清明様をご案内するのが使命だと自負している、八咫烏・クロの情報で、最寄り駅が青戸駅で、終電は23時57分だったため、現時刻が0時過ぎで電車は使えず。さらにタクシーだと神楽坂まで深夜料金で6千円だと知り青ざめる新なのだった。
9月14日18時30分 夜間地域交流課に出勤する新。自身の6千円の出費にしょんぼりしていたところではあったが、さらに疲れ果てた仙田から、机の上に置かれている書類は、災いの神・ウェウェコヨトルを連れて歩いた結果に発生した、他の区からの苦情への始末書であるため、今日中に処理をするようにと言い渡され、その対応で忙しかった自分たちは寝ると、言い逃げされてしまう。
文京区の湯島のろくろ首が行方不明。台東区不忍池での河童による水害。同じく台東区の上野公園での狸衆によるごみの散乱。葛飾区では送り提灯の深夜の発光現象等々。電話が鳴りやまなかったというセオも、アイマスクをして疲れ切った状態で昨晩の話をする。
一晩中歩かされて、タクシー代を自腹で6千円を支払った挙句に始末書という状況に、全て災いの神の所為だと嘆く新なのだった。

ここから感想
良く言えば、琥珀に焦点を当てた回で、琥珀清明を大切な友人だと思っていたことは理解できた。
で、素直に言えば、出してほしい結果や状況の説明はされなかったので、今週は捨て話なんだなと理解した。
描いてほしかった点は、泉美は今後もアナザーを視認できるのか。

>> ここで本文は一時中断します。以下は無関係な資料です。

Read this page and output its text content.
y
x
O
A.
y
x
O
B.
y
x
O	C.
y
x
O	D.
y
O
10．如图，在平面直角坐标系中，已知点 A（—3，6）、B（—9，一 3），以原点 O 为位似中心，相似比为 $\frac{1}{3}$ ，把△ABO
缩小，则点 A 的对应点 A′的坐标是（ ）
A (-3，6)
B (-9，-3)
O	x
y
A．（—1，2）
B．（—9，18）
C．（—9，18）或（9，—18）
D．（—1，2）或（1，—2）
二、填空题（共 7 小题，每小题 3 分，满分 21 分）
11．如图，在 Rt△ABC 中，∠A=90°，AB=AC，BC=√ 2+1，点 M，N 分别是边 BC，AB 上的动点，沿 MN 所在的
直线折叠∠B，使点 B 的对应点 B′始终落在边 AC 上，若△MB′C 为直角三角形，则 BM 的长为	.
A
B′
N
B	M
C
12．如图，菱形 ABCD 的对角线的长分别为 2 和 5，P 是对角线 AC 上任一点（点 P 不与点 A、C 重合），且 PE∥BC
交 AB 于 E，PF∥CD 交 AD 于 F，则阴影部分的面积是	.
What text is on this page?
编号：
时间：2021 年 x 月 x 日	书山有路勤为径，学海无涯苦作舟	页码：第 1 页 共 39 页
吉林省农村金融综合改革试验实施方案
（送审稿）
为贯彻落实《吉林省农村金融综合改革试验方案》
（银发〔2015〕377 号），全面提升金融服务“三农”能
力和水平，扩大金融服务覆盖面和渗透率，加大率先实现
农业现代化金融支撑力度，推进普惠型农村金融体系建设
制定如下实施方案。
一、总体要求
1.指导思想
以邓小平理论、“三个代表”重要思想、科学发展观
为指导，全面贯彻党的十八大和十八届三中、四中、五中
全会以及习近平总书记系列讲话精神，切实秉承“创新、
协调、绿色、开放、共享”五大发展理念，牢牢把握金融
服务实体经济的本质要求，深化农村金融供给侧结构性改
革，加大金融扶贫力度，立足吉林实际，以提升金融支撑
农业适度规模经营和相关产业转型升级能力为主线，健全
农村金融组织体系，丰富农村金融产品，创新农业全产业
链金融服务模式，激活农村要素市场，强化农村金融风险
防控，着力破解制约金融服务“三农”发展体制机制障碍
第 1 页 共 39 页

琥珀は、新と清明を本当は別人だと認識していないか。琥珀が気まぐれなのはわかってきたが、その災いの度合いが分からないので、アナザーがパニックになったその度合いも、正直理解できなかった。
泉美の件は、きっと親からしてみれば、祭りから帰らず朝帰り扱いで、夜間地域交流課の扱いも、今は見えてないかをチェックして返した程度なんだろうな。描かれなかったけど。
琥珀についても、清明だった時の事を覚えていなくても、同じことを言ってくれる、清明の血筋の清明に似た新だから、それはもう清明でしょって認識なんだろうなと、こちらで勝手に考えている。
災いの神で大パニックっていうのも、言葉が通じない人間から見ただけの事で、避難時に押し合いへし合いして水を流したり、ゴミを散らかした程度の事なんだろうなと、今までの経験から予測してみた。
という事で、一見、詩織が帰ってきて幸せそうな京一とか、琥珀が新を改めて好きになったのだろう話とかがあり、良い話だと思いがちなのだけど、せかっく身内が事件に巻き込まれたのだから、夜間地域交流課の事後処理方法などの、お仕事場面の見せどころを、全て無視。
人間関係も、寿命の違う人間とアナザーの交流なのか、琥珀と新の個人的な想いを描く方向なのかを絞らずに、あらゆるアナザー事件を事案として紹介していくだけ。
砂の耳は新一人だけなのだから、いい加減的を絞った描き方にしないと、事件を解決していくだけの話になってしまい、特殊設定を活かさないまま終わりそうだ。
もうちょっとでも、作品の特徴を活かした描き方をすれば良いのにね。せっかくの公務員設定が台無しだよね。